The largest contribution to March’s 1.4% fall came from non-store retailing, with volumes falling 7.9% over the month, according to the Office for National Statistics (ONS).

While this fall follows February’s revised 0.5% decrease, the ONS noted that sales volumes were still 20.3% above their pre-coronavirus February 2020 levels.

Spending in food stores fell in the month which the ONS attributed to higher spend in pubs and restaurants in line with the easing of coronavirus restrictions. It also said the impact of rising food prices on the cost of living are possible factors for the reduced spending on groceries.

Given the record high petrol and diesel prices, the data also suggests Brits are scaling back non-essential road travel, as automotive fuel sales fell 3.8% in March.

Growth was also reported in DIY stores and second-hand goods stores, while department store spending and clothing store sales fell in the month.

The proportion of online sales fell to 26% from 27.5% in February 2022.

“This is a continuation of a broad falling trend since its peak in February 2021 (37.1%)”, the ONS noted, but added that it is still above the 19.6% recorded in February 2020 before the coronavirus  pandemic.

‘People thinking twice about major purchases’

Bethany Beckett, UK economist at Capital Economics, said the fall in retail sales volumes adds to growing signs that the squeeze on real incomes is hitting household spending.

“With CPI inflation already at a 30-year high of 7% and set to keep rising, there’s a real risk of an outright fall in consumer spending in the coming quarters.

“The sharp decline in sales in March suggests that households are already paring back spending to cope with higher costs for food and fuel.
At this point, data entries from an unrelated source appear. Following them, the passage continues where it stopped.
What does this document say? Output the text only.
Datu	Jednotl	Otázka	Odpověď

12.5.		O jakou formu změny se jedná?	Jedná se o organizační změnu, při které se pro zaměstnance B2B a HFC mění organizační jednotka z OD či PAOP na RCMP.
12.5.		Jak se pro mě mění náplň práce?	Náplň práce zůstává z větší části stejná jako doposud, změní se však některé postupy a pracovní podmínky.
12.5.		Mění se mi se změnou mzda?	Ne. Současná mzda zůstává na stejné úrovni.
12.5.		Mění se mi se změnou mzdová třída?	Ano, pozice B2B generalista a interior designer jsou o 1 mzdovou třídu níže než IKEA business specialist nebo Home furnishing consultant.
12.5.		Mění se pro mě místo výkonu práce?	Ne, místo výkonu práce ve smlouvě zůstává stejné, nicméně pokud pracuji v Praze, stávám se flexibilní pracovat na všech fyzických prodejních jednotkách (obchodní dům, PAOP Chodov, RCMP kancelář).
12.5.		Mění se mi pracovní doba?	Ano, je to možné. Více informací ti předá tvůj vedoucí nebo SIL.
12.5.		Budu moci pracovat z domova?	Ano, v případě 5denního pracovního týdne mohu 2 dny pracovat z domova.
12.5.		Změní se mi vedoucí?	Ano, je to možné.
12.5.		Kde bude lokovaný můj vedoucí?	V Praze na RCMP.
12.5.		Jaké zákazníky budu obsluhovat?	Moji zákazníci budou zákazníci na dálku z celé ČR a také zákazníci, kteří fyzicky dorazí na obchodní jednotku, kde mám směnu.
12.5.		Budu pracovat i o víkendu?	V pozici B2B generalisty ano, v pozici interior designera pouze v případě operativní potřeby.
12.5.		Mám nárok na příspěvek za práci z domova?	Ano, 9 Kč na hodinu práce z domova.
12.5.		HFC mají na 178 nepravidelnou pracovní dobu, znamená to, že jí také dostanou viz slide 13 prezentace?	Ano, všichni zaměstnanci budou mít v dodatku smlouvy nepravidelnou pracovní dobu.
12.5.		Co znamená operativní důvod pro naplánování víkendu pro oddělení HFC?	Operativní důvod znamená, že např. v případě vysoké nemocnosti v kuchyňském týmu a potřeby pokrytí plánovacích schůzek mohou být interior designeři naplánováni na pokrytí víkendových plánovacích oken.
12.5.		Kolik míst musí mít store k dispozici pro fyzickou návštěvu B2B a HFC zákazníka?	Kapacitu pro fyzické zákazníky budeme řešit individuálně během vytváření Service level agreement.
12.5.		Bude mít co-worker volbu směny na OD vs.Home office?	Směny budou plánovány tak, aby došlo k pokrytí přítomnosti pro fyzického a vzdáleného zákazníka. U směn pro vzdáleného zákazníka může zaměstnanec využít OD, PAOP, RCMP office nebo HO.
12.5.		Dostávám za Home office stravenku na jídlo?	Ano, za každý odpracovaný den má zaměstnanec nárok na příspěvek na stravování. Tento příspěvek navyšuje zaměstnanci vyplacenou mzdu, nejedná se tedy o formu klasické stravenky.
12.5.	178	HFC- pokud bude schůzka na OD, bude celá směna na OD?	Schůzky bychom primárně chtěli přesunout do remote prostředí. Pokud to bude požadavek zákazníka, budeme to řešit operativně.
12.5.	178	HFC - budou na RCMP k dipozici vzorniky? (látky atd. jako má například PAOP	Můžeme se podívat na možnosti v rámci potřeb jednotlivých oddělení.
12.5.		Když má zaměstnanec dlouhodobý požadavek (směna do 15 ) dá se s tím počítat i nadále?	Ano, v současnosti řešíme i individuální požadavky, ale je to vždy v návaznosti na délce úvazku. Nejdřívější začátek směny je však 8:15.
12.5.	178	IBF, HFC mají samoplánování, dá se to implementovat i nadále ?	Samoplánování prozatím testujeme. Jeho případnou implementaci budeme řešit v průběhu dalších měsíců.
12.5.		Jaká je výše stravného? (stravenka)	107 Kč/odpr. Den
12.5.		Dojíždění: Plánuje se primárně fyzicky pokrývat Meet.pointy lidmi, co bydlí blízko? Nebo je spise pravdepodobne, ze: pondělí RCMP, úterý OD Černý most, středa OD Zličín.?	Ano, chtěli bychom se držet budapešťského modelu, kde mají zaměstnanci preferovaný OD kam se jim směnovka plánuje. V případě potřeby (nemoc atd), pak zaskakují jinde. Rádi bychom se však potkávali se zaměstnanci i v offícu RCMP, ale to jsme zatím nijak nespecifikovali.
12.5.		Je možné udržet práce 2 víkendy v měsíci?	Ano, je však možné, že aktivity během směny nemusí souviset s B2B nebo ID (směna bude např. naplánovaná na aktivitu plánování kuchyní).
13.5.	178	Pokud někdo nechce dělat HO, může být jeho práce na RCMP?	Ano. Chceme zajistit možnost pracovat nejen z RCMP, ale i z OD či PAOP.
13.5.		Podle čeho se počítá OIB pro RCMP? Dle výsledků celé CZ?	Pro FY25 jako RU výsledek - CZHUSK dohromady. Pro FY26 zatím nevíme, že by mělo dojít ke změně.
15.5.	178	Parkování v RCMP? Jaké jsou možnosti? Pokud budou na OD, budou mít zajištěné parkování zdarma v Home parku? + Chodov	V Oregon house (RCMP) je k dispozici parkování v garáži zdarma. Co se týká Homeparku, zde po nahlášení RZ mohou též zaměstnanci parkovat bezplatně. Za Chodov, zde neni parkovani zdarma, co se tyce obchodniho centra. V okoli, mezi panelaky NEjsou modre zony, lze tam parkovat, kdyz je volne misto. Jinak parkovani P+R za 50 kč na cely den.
That is only likely to worsen in the coming months as the cost-of-living crisis intensifies. After all, the March data predated April’s huge 54% rise in utility bills which will have hit household budgets hard,” she said.

Helen Dickinson, chief executive of the British Retail Consortium, said: “March sales were impacted by rising concerns around inflation as consumer confidence tumbled. The cost-of-living squeeze has many consumers thinking twice about major purchases, while their expectations of future financial situation plummeted to lows not seen since the financial crisis.

“Consumers face even more challenges as the energy price cap rose to a record high this month. Internet sales dropped to their lowest proportion of total retail sales since the start of the pandemic as shoppers gradually returned to physical retail destinations.

“Retailers are themselves squeezed between rising costs of operations, exacerbated by the situation in Ukraine, and weaker demand from customers. Higher global commodity prices, rising energy and transport costs, and a tight labour market, are all taking their toll. As a result, it is likely that retail prices will continue to rise over the course of 2022.”